LA SPEZIA – “La Città della Spezia ha da sempre un legame profondo con gli esuli giuliano dalmati essendo stata fra le prime in Italia a dare accoglienza, conclusa la Seconda Guerra Mondiale, ad oltre quattromila persone che qui trovarono il proprio destino e contribuirono in modo determinante al futuro della nostra comunità come oggi noi la conosciamo”.
Con queste parole il sindaco della Spezia Pierluigi Peracchini ha celebrato il Giorno del Ricordo rievocando così la partecipazione della comunità spezzina nell’accoglienza degli esuli che “erano italiani che con estrema difficoltà, dal campo profughi di Ruffino e dalla caserma Ugo Botti, riuscirono a stringersi gli uni agli altri ma allo stesso tempo a fare un passo in avanti e costruire insieme agli spezzini un nuovo spirito solidale.
Le loro non erano certamente storie semplici.
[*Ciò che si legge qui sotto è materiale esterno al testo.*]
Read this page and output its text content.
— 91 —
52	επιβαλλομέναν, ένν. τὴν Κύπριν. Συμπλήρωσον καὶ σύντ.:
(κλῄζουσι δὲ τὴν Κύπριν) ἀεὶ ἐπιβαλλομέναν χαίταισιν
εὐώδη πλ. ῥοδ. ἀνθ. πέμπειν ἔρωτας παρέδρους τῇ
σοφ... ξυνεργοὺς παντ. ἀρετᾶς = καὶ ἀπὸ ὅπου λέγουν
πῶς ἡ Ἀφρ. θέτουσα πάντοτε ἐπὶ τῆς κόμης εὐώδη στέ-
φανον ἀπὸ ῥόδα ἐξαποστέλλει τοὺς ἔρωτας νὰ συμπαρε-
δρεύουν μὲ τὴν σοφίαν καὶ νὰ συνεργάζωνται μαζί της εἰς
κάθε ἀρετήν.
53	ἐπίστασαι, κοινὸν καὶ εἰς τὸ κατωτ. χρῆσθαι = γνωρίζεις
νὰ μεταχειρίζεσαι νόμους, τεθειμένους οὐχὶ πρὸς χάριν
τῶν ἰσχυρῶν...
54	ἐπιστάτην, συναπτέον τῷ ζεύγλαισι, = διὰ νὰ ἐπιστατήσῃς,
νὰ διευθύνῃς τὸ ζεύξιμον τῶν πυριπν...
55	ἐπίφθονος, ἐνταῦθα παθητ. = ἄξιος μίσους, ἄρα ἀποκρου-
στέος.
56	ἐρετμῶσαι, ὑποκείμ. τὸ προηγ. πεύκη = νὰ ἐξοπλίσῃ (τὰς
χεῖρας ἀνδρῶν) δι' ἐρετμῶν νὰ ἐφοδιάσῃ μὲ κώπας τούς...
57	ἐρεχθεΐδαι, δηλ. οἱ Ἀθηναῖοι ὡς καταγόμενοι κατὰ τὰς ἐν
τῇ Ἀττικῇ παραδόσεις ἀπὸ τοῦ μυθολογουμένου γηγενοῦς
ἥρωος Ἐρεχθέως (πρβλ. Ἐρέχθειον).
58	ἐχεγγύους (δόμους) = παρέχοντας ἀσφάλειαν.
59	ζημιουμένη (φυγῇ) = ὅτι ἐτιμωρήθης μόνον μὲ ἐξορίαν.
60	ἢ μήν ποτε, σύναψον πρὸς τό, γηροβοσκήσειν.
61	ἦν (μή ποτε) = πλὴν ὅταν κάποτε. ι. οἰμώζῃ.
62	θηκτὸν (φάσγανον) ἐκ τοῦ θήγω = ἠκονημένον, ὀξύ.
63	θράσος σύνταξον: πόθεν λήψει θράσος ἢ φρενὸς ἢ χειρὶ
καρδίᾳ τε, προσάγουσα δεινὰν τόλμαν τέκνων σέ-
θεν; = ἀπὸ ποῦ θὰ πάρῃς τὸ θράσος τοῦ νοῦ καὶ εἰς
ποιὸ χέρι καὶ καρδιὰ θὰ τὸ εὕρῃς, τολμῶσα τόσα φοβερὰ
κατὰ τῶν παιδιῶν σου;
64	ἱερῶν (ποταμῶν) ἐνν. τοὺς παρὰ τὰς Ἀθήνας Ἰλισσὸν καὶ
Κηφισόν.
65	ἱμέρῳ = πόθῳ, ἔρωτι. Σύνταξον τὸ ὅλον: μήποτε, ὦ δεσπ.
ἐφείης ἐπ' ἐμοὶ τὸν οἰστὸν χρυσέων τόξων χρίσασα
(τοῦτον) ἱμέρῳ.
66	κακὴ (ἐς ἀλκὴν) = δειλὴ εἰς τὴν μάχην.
Erano storie di violenze indicibili, di vergogna e di offesa, ed erano storie che si dovevano tacere perché nessuno, accecato dal pregiudizio, era disposto ad ascoltare, credere, provare compassione.
L’offesa più grande nei decenni che sono seguiti è stata proprio questa: essere italiani ma non avere il diritto di raccontare una parte della tragedia violenta dell’Italia del dopoguerra che ancora tanti stavano vivendo mentre a Roma già si ballava per le strade con gli occhi rivolti a un futuro diverso. E con la paura di essere tagliati fuori, di non riuscire a raggiungere e di non fare mai parte di quel futuro.
Oggi non siamo qui solo per ricordare quelle grandi sofferenze umane e storiche, ma siamo qui per restituire loro voce e dignità, in un percorso di riattualizzazione storica. In troppi e per troppo tempo hanno tentato di cancellare quello che è accaduto nei territori istriani, fiumani e dalmati, rubando così l’anima a chi è sopravvissuto. Noi, invece, abbiamo la responsabilità istituzionale di interrompere questo assordante silenzio e attuare pienamente la legge del 2004, senza se e senza ma, che istituisce questo Giorno del ricordo per conservare la memoria della tragedia degli italiani e di tutte le vittime delle foibe, dell’esodo degli istriani, dei fiumani e dei dalmati italiani dalle loro terre durante la seconda guerra mondiale e nell’immediato dopoguerra, e della più complessa vicenda orientale.
Proprio perché non ci sono testimonianze di serie A e di serie B, noi vogliamo ascoltarle, vogliamo riscoprirle, vogliamo imparare a utilizzarle come antidoto alla violenza: sono storie di italiani che parlano dell’Italia, sono storie che appartengono a tutti e che devono aiutare a costruire un’Italia migliore e più consapevole e un uomo più umano, sulla scia di quello che ci ha lasciato Romano Guardini”.